To see if I could do it, I wrote some erotic short stories: the kind of erotica where the sex exposes or hints at something important in the character or the setting or the zeitgeist. The story plot needed the "sexual showing."

On a whim, I submitted a story, never thinking it would be published. Surprisingly, it was accepted into an anthology, Book Lovers: Sexy Stories from Under the Covers. The editor gave me an option of using a pen name, but I thought, "Hey, we're all adults here. I'm way over 21. Been married twice. No one is going to mistake me for a virgin. And readers will know the difference between fiction and reality."

Boy was I wrong.

Late one night, I lay contentedly in bed after adequate vanilla sex, looking at my playmate thinking nice, warm, fuzzy thoughts about him. He has pretty hair. Nice long legs. His momentary lapse into sleep with the accompanying snoring wasn't too bad. Maybe he's a keeper. I spooned him, and he woke up.

"Read me something you've written," he said.

"Okay dokey," I said, pulling out the laptop. He rearranged the pillows to listen attentively to a mild little story about pickles.

"That was good. Read me something else."

"Ah, I could read you a story titled Icyhot."

"Sounds great."

"It's erotica. You know, there's sex in the story."

"I'm a big boy. I can handle it."

So, I read the cautionary tale about using the 'little blue pill' in a hot tub. The room filled with condemning silence.

"How'd you like it?" I asked. His mouth pursed into a puritanical shape. In the room, the air stopped moving. Even the comforter became heavier. I turned on the overhead fan giving him a little butt wiggle in the process.

"It was descriptive," he said.

"Good. Do you want to hear some more?"

"No," and with that, he grabbed a pillow, rolled over and stuffed the pillow between his legs. Oh my.

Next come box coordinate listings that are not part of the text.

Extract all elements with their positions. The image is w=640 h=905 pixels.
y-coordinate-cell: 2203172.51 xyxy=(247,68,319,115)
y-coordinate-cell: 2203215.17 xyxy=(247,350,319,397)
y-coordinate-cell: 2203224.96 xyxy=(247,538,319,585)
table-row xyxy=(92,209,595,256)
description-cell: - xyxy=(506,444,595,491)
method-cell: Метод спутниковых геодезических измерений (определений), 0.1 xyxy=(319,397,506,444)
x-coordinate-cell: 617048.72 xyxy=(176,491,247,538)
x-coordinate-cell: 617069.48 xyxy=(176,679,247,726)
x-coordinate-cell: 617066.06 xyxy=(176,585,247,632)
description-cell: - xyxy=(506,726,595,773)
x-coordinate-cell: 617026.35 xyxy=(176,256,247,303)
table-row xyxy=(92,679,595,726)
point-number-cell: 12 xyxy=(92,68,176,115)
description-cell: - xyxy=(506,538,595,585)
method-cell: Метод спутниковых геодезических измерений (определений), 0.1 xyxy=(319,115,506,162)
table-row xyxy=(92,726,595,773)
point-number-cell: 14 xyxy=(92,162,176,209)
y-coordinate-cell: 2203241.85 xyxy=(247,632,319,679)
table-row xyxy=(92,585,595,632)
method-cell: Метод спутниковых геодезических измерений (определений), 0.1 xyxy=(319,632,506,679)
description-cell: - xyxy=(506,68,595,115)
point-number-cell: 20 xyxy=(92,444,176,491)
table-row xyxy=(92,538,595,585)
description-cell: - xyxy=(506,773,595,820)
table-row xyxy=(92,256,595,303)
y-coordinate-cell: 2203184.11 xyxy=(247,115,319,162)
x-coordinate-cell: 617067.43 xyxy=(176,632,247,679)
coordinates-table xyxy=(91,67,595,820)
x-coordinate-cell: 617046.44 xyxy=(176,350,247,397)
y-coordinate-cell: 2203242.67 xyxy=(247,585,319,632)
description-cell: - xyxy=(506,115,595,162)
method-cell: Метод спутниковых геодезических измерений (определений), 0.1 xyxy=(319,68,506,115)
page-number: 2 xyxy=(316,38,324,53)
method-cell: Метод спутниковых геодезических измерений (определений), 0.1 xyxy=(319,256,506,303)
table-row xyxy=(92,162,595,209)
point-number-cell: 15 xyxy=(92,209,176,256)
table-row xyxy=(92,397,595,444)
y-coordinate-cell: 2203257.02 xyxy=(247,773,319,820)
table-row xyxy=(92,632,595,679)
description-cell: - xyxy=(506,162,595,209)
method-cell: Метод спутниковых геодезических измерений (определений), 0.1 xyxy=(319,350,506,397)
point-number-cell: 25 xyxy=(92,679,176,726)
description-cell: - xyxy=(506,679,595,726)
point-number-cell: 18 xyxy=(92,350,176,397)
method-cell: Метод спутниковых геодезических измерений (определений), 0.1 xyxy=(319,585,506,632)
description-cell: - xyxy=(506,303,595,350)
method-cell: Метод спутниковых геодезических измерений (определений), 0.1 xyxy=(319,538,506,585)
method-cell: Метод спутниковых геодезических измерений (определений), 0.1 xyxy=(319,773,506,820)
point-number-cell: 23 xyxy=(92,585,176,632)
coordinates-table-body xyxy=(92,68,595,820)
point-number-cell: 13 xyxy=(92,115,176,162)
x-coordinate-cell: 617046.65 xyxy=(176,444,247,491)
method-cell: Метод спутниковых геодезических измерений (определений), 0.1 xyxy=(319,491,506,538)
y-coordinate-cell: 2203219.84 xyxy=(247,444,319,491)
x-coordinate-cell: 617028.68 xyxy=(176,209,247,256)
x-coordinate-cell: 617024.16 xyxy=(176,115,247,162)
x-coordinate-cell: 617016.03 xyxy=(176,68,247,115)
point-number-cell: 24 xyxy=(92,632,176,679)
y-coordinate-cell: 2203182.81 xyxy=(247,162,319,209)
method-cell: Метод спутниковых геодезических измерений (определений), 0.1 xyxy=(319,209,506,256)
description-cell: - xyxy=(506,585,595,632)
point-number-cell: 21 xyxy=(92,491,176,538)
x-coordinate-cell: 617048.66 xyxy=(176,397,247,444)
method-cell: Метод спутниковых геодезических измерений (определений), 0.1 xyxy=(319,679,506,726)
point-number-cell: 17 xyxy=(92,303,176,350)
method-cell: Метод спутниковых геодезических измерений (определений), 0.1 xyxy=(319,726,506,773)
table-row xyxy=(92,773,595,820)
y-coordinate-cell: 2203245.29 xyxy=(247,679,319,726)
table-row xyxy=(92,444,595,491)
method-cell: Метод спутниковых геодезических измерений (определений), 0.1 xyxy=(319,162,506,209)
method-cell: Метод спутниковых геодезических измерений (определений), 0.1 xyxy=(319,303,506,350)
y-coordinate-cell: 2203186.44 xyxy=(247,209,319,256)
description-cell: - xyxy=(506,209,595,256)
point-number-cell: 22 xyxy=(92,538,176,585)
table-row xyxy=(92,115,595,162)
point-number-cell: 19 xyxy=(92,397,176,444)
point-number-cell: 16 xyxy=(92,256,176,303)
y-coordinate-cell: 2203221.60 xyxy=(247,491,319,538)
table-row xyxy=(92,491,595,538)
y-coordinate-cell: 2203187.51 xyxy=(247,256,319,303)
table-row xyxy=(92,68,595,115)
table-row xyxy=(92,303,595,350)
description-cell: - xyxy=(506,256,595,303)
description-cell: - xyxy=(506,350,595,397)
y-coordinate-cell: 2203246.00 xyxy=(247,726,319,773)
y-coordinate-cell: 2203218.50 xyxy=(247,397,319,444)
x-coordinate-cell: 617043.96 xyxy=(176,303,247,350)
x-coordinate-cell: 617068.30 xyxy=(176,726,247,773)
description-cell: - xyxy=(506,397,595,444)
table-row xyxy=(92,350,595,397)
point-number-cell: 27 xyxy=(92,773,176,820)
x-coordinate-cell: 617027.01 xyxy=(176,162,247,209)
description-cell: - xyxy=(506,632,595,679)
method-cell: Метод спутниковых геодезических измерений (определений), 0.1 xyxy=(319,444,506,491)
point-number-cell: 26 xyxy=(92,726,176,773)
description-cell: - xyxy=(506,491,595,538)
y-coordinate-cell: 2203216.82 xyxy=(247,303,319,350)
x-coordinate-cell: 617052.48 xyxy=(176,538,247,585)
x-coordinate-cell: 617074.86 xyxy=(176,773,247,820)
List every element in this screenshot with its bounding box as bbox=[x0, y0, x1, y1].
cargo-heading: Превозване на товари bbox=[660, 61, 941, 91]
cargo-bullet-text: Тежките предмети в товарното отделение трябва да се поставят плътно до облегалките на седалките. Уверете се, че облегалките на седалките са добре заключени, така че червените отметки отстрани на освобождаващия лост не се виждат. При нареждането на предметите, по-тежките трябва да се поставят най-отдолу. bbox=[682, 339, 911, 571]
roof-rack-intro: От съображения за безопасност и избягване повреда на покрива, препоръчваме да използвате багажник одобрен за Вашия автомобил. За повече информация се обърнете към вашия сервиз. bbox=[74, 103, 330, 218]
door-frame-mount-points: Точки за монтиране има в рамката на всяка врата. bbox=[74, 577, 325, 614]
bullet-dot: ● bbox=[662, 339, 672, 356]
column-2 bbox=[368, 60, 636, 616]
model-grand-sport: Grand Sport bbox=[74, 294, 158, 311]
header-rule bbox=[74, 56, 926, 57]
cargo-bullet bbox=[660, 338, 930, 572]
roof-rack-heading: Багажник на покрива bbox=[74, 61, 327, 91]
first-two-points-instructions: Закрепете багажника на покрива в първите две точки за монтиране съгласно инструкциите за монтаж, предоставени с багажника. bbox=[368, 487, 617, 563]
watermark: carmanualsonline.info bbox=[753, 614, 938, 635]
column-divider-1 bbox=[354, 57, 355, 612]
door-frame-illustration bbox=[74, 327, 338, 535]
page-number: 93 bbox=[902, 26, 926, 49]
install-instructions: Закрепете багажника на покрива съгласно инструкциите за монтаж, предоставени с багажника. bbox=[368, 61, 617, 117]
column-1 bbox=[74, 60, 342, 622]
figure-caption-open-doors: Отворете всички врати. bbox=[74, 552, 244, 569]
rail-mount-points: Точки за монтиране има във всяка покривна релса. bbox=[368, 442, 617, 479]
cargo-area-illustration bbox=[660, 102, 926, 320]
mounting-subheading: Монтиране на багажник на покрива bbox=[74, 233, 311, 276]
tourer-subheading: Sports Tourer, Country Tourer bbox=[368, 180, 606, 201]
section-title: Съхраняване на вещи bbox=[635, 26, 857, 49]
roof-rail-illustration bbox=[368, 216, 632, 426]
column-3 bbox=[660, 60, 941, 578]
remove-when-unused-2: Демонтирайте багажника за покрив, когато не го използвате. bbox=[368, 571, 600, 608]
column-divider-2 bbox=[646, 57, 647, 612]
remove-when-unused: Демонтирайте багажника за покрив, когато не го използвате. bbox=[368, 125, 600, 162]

Okay so not everyone likes my writing. Maybe he was tired from the earlier exertion. Shrugging it off, I washed my face, brushed my teeth, and slipped beneath the sheets.

Sometime later, I woke up to a squeak. Reaching out, the cold mattress proved I was alone in the bed. Silhouetted by the various electronic blinks of the cable box, TV, computers, and a 1980s cassette-playing alarm clock, my bedmate stood at the head of the stairs, naked but holding his folded clothes against his chest. I had caught him creeping down the stairs!

"What are you doing?" I asked, genuinely confused.

"The story was too descriptive. I could just see you doing that … having sex … you had to have done that … I have to leave," he fumbled.

I reached around the side of the bed. My hand found a shoe. "It's fiction, you moron," I yelled. With that I threw the shoe at the man. In an act of kindness from some divinity, the shoe hit him squarely on the forehead, bounced off his noggin to tumble down the staircase. He shook his head for a moment before continuing towards the door. There was a muffled, "Shit," halfway into the not-so-stealthy retreat. Perhaps he tripped over the shoe.

For a few anxious days, I wondered if shoe-hurling was a misdemeanor or a felony? Maybe a literary judge would call my actions a justifiable assault. I formulated a countersuit for the price of a new pair of shoes. That thrown sole had been mangled, even bruised.

For writers, this is a no-win situation. If I write erotica, will people think these are my experiences, making me un-datable? If I leave out desire and sex, vanilla and not-so-vanilla, wouldn't I delete and dismiss a big piece of the human experience? Am I underestimating the ability of my reader to deal with life in all its bountiful body fluids?

When a week had passed without being charged with assault, aggravated or justifiable, I added the necessary corollary to "Never underestimate your readers," which is "Always know your audience."

Or at least have a good aim and keep a shoe handy.